Every Peninsula High School basketball player wears the letters DWWD across his shoulders where some teams stitch last names: Do What We Do.
In the closing minutes of a battle of unbeaten 3A powers, junior guard Cade McGill did a little more than he usually does to spark Peninsula’s 63-61 victory over Wilson at the Showare Center on Saturday night.
First, McGill, who came into the game averaging less than three points per game, nailed a three-pointer from the left corner to give the Seahawks (6-0) their first lead of the second half, 52-50, then he came up with a steal that turned into a JaQuori McLaughlin layup and finally collected his own rebound to score and stretch the Seahawks lead to five.
“The three felt amazing, that’s a shot you dream of,” said McGill.
As Wilson (5-1) tried to advance the ball into the front court, McGill slashed in to take the ball away and fired it ahead to McLaughlin.
“It’s my job to get steals,” he said. “I read his eyes and saw where it was going to go.”
“You love to see a guy who doesn’t get a lot of touches come through in a situation like that,” said Peninsula coach Jake Jackson.
Despite a role player creating some highlights, there was plenty of star power for both teams.
The Oregon State-bound McLaughlin scored 21 points for Peninsula to go along with four rebounds and two assists while 6-foot-9 post Jimmy Ritchie added 13 points — included five of six pressure free throws in the final minute — despite being limited to only 19 minutes due to foul trouble. Austin Kingman also had 13, making 3 of 5 from beyond the 3-point arc.

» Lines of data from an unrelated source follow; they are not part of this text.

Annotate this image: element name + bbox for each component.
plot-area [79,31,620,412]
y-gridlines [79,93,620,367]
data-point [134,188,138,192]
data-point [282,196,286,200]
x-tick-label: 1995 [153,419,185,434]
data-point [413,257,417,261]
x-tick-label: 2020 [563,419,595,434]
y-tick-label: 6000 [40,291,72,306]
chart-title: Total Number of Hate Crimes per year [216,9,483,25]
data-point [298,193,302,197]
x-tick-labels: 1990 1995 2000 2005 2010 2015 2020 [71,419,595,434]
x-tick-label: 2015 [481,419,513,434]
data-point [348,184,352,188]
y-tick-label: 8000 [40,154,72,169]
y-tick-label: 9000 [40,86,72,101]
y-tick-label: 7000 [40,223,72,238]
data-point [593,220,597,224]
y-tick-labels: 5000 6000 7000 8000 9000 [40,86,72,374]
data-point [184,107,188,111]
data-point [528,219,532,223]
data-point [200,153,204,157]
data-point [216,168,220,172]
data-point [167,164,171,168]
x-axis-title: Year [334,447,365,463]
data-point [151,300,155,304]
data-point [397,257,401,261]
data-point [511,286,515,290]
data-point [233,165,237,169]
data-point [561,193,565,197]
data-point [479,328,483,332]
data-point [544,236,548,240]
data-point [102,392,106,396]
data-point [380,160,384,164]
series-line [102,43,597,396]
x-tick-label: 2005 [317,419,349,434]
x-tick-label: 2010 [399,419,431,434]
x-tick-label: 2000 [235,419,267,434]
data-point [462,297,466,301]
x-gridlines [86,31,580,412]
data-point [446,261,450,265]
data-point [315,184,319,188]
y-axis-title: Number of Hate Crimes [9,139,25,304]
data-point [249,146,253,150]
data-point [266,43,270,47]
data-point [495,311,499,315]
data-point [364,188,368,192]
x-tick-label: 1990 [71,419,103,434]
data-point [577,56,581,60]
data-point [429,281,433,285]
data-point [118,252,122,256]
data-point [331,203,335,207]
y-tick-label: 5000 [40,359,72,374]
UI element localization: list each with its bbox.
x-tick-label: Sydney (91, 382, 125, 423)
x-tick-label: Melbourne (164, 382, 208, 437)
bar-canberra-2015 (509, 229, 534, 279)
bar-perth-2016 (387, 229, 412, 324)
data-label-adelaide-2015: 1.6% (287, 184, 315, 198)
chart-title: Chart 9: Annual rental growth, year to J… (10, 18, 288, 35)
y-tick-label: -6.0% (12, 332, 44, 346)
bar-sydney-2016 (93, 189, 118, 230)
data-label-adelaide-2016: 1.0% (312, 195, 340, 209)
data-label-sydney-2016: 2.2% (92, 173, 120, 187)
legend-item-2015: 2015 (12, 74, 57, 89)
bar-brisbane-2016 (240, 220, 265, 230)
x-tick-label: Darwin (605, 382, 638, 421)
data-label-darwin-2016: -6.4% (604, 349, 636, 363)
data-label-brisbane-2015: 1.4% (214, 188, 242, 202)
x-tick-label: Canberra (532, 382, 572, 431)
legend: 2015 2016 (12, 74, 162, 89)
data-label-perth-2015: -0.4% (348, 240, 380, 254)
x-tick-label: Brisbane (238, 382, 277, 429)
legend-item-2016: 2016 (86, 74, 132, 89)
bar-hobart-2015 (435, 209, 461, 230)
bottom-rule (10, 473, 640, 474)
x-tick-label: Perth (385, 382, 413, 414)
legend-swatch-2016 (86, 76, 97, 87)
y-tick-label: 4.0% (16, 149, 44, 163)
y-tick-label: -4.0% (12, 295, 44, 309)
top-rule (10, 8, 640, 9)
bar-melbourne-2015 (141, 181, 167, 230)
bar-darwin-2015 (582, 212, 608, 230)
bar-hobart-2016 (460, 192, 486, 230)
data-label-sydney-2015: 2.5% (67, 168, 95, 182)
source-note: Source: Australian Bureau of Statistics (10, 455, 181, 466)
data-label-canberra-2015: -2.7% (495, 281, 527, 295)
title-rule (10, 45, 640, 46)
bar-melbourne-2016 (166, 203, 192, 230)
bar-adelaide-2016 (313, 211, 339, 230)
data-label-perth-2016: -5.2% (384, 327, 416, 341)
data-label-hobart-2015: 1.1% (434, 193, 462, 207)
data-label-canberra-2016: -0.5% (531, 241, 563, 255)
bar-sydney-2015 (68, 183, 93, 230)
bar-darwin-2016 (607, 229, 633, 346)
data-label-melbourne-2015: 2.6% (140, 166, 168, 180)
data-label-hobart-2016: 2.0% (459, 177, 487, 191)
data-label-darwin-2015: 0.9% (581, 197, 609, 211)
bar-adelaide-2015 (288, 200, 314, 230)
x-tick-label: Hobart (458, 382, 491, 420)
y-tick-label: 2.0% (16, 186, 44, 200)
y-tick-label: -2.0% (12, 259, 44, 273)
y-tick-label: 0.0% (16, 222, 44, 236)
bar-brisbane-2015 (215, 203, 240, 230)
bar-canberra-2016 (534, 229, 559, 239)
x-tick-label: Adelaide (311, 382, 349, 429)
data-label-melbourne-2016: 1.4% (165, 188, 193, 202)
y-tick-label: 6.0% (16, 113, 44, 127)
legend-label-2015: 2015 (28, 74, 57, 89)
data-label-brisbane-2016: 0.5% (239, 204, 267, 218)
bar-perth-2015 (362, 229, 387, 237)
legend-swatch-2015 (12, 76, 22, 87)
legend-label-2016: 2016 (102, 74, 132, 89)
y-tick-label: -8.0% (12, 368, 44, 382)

Wilson guard David Jenkins, Jr. poured in 28 points, all but two points scored in the final three quarters on 11-of-24 shooting. Jenkins drained two crowd-pleasing 3-pointers in the final 13 seconds to keep the winner in doubt until the end. Emmitt Mathews, Jr. had 17 points, seven rebounds and two blocked shots.
Peninsula grabbed its biggest lead of the night at the end of the first quarter, 16-9.
“Early on seeing our zone and the size that we have slowed them down a bit,” said Jackson.
Wilson coach Dave Alwert agreed to a point.
“I don’t think their size bothered us,” he said. “But their zone did.”
With the Rams outrebounding the Seahawks, 34-31, despite the size disparity and the teams playing evenly in a wide variety of statistical categories, Alwert pointed to effort as the ultimate difference.
“Film will explain everything to our team when we watch this game,” he said. “We’ll see that it was our heart and our hustle that was lacking, our discipline at the end of the game, but we can fix those things.”
Though Wilson outscored Peninsula in the second quarter, 14-12, but the Rams missed a chance to tie when Jenkins traveled trying to line up for a 3-pointer. On the inbounds pass, Kingman took the ball hard up the right side for a layup at the buzzer and the margin was again five.
But Wilson was at its best after intermission.
“That was the only quarter we actually attacked,” Alwert said. “When we play at our tempo, we can be very good team.”
The Rams put together a 10-4 run, then scored the next eight points to put Wilson ahead, 39-37. They built the advantage to as many as eight, 46-38, before McLaughlin and McGill keyed the Seahawks decisive fourth quarter.